A segunda aula daria continuidade aos saberes adquiridos na primeira, e pensando nas
dificuldades que Dewey (1959, p.355) aponta quando diz que surgem “limitações da noção de que a
experiência consiste em uma variedade de domínios ou interêsses segregados uns dos outros, (...) cada
um mantido convenientemente limitado pelos demais”, levantou-se a possibilidade de tentar quebrar
essas barreiras, buscando a interdisciplinaridade do conhecimento. Para isso, seriam convidados
professores de diferentes áreas do saber, e cada um poderia oferecer contribuições que tivessem
conexões com o conteúdo programático. Por exemplo, o professor de física poderia falar sobre a área
de ótica e das duas formas de síntese existentes para a criação de cores, o professor de química
explicaria porque alguns materiais se misturam de forma homogênea e outros de forma heterogênea,
além dos componentes químicos que formam algumas cores, um professor de literatura e/ou semiótica
apresentaria as correntes atribuições de significado que as cores costumam ter, etc.
A esse ponto, o grupo também lembrou-se de outro dualismo que se permeia entre os
ambientes, o do conhecimento intelectual e emocional, e pensou-se em suscitar uma conversa sobre
quais sentimentos as cores provocam, e como elas podem ser aplicadas com determinados fins a partir
disso.
A sequência daria-se com o primeiro encontro sabatino, onde seria solicitado aos alunos
trazerem obras de artes que os agradassem, abrangendo os mais diferentes suportes, e épocas variadas,
a partir das experiências e contatos que tiveram com a arte. A partir dos materiais selecionados
buscaria-se uma análise das obras, dando continuidade ao uso da cor visto até então, mas também
entrando em questões históricas, sociológicas e filosóficas, através da comparação das obras entre si,
levantando questionamentos a respeito do contexto no qual essas obras foram feitas, como elas se
relacionam com a vida social do momento, quais as propostas e conceitos trabalhados pelos
artistas/autores trazidos, e tentando direcionar as reflexões feitas para as separações criadas entre arte
erudita e arte popular.
É importante debater um dos pontos do texto, o de que a educação que aprendemos em escola
importa para que se mantenha um ​tipo de sociedade​, então a ideia que se constrói de arte se baseia em
um modelo europeu, branco e masculino.
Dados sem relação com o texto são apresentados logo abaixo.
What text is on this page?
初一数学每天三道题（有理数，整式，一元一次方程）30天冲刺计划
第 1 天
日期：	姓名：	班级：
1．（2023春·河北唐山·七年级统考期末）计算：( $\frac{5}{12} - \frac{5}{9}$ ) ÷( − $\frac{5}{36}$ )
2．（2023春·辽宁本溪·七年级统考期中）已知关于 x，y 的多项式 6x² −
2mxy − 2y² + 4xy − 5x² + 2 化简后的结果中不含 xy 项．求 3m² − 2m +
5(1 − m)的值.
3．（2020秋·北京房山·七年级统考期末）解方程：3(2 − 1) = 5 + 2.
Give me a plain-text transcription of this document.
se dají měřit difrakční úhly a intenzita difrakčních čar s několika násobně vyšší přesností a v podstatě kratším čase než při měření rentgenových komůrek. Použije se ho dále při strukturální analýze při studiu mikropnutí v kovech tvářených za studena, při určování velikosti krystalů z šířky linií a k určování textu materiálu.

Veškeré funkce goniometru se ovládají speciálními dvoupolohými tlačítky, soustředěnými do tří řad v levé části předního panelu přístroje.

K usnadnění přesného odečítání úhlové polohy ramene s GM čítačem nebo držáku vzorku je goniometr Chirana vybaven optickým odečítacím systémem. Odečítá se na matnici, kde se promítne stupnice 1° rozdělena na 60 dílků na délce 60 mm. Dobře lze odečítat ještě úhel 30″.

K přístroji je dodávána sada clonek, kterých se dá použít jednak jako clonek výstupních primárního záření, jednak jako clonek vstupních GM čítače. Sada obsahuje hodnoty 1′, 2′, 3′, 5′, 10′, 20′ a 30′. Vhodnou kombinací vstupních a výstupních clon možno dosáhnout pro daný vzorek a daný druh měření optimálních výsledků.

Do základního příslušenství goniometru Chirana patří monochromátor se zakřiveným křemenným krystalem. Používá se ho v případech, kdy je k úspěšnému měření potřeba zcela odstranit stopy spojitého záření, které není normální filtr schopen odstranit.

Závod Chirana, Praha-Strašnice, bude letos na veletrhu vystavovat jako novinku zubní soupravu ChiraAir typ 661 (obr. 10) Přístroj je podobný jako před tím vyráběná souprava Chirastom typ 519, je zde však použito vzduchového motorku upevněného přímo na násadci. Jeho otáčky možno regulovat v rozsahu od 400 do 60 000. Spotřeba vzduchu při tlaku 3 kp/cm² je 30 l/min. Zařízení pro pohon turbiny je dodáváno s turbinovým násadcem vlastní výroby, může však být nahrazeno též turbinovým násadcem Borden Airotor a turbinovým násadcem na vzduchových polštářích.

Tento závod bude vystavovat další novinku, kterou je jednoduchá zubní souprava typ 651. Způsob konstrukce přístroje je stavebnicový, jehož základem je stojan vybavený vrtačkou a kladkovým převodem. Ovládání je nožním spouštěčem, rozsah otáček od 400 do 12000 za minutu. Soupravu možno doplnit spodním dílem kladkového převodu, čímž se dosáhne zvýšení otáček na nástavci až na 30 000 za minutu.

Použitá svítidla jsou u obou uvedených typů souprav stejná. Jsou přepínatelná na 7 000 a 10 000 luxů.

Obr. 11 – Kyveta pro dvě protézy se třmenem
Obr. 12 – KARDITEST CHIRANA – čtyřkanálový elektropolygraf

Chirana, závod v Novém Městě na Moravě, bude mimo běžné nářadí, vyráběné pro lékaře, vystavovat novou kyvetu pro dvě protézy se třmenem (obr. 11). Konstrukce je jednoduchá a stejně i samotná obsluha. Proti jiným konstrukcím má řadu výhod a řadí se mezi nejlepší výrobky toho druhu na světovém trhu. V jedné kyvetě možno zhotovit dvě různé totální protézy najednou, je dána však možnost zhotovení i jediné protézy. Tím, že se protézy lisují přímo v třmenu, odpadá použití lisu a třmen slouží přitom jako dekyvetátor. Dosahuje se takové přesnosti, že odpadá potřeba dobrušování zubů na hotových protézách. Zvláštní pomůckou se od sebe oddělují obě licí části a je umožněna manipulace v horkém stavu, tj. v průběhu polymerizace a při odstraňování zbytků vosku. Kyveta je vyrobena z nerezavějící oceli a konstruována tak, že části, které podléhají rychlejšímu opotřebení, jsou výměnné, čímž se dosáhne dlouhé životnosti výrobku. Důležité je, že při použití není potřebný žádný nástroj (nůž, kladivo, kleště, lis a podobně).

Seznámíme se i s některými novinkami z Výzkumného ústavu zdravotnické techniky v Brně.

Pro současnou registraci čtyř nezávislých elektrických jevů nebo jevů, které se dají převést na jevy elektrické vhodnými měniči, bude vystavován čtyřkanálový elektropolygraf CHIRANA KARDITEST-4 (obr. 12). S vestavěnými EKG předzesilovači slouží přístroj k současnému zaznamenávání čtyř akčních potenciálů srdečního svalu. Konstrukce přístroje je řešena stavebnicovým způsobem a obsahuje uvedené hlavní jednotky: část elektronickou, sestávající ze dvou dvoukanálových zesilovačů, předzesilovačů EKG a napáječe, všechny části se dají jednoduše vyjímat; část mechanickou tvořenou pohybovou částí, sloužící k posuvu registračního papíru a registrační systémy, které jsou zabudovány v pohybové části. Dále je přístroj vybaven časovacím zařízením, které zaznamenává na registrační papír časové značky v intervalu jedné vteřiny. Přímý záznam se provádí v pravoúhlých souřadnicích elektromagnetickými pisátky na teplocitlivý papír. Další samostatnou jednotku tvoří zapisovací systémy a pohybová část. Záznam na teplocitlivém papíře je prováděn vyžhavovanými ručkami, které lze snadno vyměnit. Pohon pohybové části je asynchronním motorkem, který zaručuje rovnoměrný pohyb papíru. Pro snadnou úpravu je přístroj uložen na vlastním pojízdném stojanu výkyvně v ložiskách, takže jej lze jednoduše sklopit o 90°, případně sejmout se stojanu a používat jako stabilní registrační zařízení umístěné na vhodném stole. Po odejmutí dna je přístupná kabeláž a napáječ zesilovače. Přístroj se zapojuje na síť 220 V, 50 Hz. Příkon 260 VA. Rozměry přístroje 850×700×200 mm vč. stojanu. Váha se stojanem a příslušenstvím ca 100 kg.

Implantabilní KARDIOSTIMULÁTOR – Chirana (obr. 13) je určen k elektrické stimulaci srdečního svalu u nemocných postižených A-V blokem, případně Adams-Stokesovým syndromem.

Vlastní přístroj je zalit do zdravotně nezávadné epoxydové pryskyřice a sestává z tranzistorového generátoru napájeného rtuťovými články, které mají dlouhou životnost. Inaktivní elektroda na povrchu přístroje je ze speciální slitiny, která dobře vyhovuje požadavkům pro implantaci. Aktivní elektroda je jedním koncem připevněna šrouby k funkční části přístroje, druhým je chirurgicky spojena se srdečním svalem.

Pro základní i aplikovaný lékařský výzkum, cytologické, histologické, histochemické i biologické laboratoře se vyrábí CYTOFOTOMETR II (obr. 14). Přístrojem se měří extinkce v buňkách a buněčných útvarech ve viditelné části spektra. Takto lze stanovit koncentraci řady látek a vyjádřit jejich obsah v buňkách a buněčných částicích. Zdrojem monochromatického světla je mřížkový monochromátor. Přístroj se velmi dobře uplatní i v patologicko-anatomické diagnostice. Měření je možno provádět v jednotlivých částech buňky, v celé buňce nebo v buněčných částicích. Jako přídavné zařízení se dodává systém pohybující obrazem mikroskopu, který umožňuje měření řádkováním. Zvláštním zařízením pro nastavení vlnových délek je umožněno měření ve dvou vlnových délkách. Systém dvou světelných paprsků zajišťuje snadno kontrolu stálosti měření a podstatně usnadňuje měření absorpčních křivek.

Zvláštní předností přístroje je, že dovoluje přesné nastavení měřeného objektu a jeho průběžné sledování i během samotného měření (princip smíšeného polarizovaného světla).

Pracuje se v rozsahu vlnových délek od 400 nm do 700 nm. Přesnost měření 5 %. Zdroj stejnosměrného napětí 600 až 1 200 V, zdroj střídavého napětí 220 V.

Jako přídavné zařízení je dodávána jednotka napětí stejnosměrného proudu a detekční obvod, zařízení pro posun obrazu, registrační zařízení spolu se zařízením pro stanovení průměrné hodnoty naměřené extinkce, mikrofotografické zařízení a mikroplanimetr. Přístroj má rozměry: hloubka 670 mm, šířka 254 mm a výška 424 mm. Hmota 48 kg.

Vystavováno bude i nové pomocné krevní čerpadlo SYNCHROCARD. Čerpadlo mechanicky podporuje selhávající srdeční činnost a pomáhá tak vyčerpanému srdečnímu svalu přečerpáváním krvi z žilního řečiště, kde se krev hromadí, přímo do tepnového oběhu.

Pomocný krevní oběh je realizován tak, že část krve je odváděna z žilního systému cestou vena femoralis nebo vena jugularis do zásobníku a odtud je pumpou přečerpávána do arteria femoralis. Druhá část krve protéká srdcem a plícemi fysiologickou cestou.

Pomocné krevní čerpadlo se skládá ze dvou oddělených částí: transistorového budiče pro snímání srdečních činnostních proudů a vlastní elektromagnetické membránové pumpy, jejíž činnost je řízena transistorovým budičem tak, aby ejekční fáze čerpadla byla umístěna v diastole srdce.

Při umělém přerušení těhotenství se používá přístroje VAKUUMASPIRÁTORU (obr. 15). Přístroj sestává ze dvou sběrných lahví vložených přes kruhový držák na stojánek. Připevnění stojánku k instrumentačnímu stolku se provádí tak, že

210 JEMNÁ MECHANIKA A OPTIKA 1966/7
Isso trás a sensação para muitos de que "arte não é para
mim", já que é difícil se relacionar a ideia de uma arte transcendente ao mundo real em que aquele
indivíduo vive.
A partir desse ponto seria interessante que os alunos trouxessem também suas experiências
pessoais de vida em relação a produções artísticas realizadas e o recebimento delas, assim como as
motivações que levaram a essas formas de expressão, e no momento atual quais os temas e tópicos
que eles gostariam de trabalhar, sempre buscando integrar as proposições feitas e os pontos de
encontro entre elas, assim como levar em consideração os acontecimentos da vida popular local, as
dificuldades vividas e questionar qual a origem desses problemas. Poderia ser realizada uma análise
do espaço disponível para que a partir dele se começasse a pensar nas possibilidades de intervenção, e
a proposição da feitura de um mural, em associação com os outros elementos da arte de rua. A
experiência de vasculhar, adentrar e ocupar a escola em espaços que não a sala de aula traria para os
alunos uma sensação de pertencimento, a noção de que aquele espaço também a eles pertence, uma
vez que eles seriam os agentes dessa busca para um melhor lugar para se elaborar o mural, tocando na
dualidade atividade ​versus​ passividade do ensino institucional.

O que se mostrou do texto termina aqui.